Which brings me to a bit of a quandary. Tim Burton didn't set out to make Alice dark, he set out "to try and make Alice feel more like a story as opposed to a series of events." (Quoth Wikipedia, Quoth a Comicon 2009 interview). But because it was Tim Burton I guess I pretty much assumed that it was going to be dark, emotionally as well as visually. To be fair, he did make a movie with considerably more plot than the episodic and often diffuse nature of Alice's Adventures in Wonderland. But given that he wanted a concrete plot, why choose one which ran so shallow? Given that he needed a good-versus-evil battle, why make good synonymous with 'likes fuzzy animals' and evil synonymous with 'callously abuses fuzzy animals'? I mean, I'm all for fluffy puppies, but give me an ethical quandary bigger than "We have to kill this vicious, man-eating dragon in order to end the iron-fisted, tyrranical, and arbitrary reign of Queen Evil McTortureson, but we don't want to kill anything because we're the Good Guys and Good Guys Don't Kill Things (TM)!"

So, a continuum:
1) Murderers versus cute puppies, and the puppies win! Tea and cookies all around!
2) Murderers versus cute puppies, and the puppies win, but sustain heavy casualties! Tea and cookies for those who survive!
3) Murderers versus cute puppies, and the puppies win, but sustain heavy casualties and end up compromising and/or killing other, even more innocent and/or cute, puppies who just wanted to keep their heads down and go about their business. Somewhat tainted tea and cookies for those who survive.
4) Murderers versus cute puppies, and the puppies win, but in the process realize that they're no better than the murderers. By now the tea has gone cold and the cookies are stale bricks of remorse.
5) Murderers versus cute puppies, and the murderers win.
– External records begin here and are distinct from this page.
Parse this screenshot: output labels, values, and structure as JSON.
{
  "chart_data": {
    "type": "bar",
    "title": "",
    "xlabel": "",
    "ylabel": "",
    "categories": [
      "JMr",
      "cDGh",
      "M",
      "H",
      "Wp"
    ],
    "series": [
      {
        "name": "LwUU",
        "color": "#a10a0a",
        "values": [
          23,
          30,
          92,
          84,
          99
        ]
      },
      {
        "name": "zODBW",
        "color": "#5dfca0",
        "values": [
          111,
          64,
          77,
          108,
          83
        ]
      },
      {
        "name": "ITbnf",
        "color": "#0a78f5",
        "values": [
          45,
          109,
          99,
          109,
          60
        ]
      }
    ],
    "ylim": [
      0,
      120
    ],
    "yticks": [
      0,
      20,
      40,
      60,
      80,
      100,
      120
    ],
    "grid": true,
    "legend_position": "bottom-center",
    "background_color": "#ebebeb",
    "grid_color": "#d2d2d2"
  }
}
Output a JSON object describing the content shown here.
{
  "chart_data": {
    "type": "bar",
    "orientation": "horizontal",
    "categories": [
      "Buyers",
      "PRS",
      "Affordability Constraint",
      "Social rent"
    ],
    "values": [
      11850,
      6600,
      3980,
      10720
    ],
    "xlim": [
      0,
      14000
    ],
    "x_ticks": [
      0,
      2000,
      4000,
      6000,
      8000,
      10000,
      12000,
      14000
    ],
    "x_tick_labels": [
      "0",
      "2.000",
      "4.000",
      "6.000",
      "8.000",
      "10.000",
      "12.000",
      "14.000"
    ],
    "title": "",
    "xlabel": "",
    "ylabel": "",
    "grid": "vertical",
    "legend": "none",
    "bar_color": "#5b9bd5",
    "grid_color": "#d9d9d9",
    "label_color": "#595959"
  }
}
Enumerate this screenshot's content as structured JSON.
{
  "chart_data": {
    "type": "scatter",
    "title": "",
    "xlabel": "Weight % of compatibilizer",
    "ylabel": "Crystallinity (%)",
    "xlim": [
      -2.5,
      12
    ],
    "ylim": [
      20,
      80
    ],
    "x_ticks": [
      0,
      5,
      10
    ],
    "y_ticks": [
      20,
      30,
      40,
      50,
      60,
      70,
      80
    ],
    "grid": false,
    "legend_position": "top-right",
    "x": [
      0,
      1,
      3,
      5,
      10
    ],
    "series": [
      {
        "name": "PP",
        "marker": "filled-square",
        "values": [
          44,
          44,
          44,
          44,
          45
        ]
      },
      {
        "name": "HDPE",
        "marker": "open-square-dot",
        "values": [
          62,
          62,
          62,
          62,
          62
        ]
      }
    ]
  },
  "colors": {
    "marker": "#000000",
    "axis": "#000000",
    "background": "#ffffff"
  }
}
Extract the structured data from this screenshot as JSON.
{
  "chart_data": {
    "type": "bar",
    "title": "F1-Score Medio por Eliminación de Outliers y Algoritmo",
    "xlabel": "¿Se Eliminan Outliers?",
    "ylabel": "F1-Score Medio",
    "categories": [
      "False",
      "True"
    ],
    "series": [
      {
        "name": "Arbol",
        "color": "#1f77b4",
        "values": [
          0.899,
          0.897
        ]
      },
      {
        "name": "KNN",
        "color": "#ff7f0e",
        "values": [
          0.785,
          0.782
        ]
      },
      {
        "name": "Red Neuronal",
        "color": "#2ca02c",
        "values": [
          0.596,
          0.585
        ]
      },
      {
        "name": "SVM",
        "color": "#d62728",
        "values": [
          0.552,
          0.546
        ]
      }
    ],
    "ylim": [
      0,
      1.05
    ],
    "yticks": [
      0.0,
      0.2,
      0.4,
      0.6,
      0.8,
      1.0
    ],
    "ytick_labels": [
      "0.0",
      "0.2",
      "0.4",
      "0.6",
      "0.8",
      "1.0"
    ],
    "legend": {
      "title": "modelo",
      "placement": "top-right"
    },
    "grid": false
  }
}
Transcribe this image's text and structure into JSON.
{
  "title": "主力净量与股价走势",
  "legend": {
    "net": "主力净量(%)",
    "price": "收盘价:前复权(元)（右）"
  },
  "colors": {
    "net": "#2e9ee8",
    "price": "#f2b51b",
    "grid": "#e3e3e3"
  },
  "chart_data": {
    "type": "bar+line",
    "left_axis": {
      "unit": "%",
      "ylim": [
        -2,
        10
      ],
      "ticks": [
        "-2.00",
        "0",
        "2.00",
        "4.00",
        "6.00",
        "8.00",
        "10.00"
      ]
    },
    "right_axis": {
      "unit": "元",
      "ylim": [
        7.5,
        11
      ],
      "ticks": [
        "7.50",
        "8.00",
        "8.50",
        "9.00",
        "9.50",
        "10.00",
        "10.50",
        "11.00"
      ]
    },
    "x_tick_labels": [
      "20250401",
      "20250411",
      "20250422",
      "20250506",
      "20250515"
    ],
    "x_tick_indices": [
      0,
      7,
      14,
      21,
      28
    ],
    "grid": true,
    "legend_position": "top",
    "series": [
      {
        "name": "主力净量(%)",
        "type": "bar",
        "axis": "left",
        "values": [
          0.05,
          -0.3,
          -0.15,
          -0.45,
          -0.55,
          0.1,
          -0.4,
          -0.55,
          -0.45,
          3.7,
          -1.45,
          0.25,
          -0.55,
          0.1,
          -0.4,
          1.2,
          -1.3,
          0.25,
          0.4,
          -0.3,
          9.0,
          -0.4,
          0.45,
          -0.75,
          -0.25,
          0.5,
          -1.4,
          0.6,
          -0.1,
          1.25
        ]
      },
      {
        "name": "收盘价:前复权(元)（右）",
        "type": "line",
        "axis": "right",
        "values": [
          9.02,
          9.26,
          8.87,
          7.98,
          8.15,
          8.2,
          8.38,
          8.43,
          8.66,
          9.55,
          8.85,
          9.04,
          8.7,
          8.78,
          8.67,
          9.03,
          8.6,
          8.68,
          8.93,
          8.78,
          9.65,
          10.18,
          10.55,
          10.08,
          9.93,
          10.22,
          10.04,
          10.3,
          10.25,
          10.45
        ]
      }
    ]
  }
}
Murderers don't so much like tea and cookies, but they have some Lipton and a box of Chips Ahoy for appearances' sake.
6) Murderers versus cute puppies, and the murderers win, and in the process you realize that this is the only possible outcome. Lipton is cold and/or already steeped, and the Chips Ahoy has been left out and gone a bit stale.
7) Murderers versus cute puppies, except the murderers and the puppies are revealed to be exactly the same, and no one wins, because the battle goes on eternally, causing untold destruction for no real reason. There's no one left for tea or cookies, and no tea or cookies to be had anyway.

On that scheme, Alice in Wonderland is reveling in its (1)-ness, I think the Fforde trilogy is (3) or higher, and the Nightwatch series is squarely (7). Does the fact that I like Nightwatch best make me callous, cruel, depressed, or just realistic? (And does the fact that (7) is possibly overrepresented in Russian literature reflective of Stalinism, the cold Siberian winters, or both?)

Monday, March 01, 2010


A drabble. I think I finally have a beginning for the invisible-motorcycle story that has been bumping around my head for at least two years now, but I don't have a middle or an ending. We'll see if I can turn that into anything readable in the near future. Probably not.

Pablum: Something that is trite, insipid, or simplistic.

In other words, you should be very surprised that this is not about DNA. Or a collection of the responses I get when I say "I'm a geneticist."

There’s something that legitimizes dying wishes; your own rosy-tinted memory makes you comply, even if the request is absurd. I think my grandfather knew that, and that’s why he whispered, on his death bed, “Avenge me.”

It calls up all sorts of fairy tales, doesn’t it? Kill the evil baron who poisoned my grandfather’s wine, right countless yet-unknown wrongs, back in time for supper.

But things are never that simple. My grandfather died of a stroke. High cholesterol and higher blood pressure did him in: genetics and a lifetime of smoking, drinking, and eating red meat. Whose fault is that?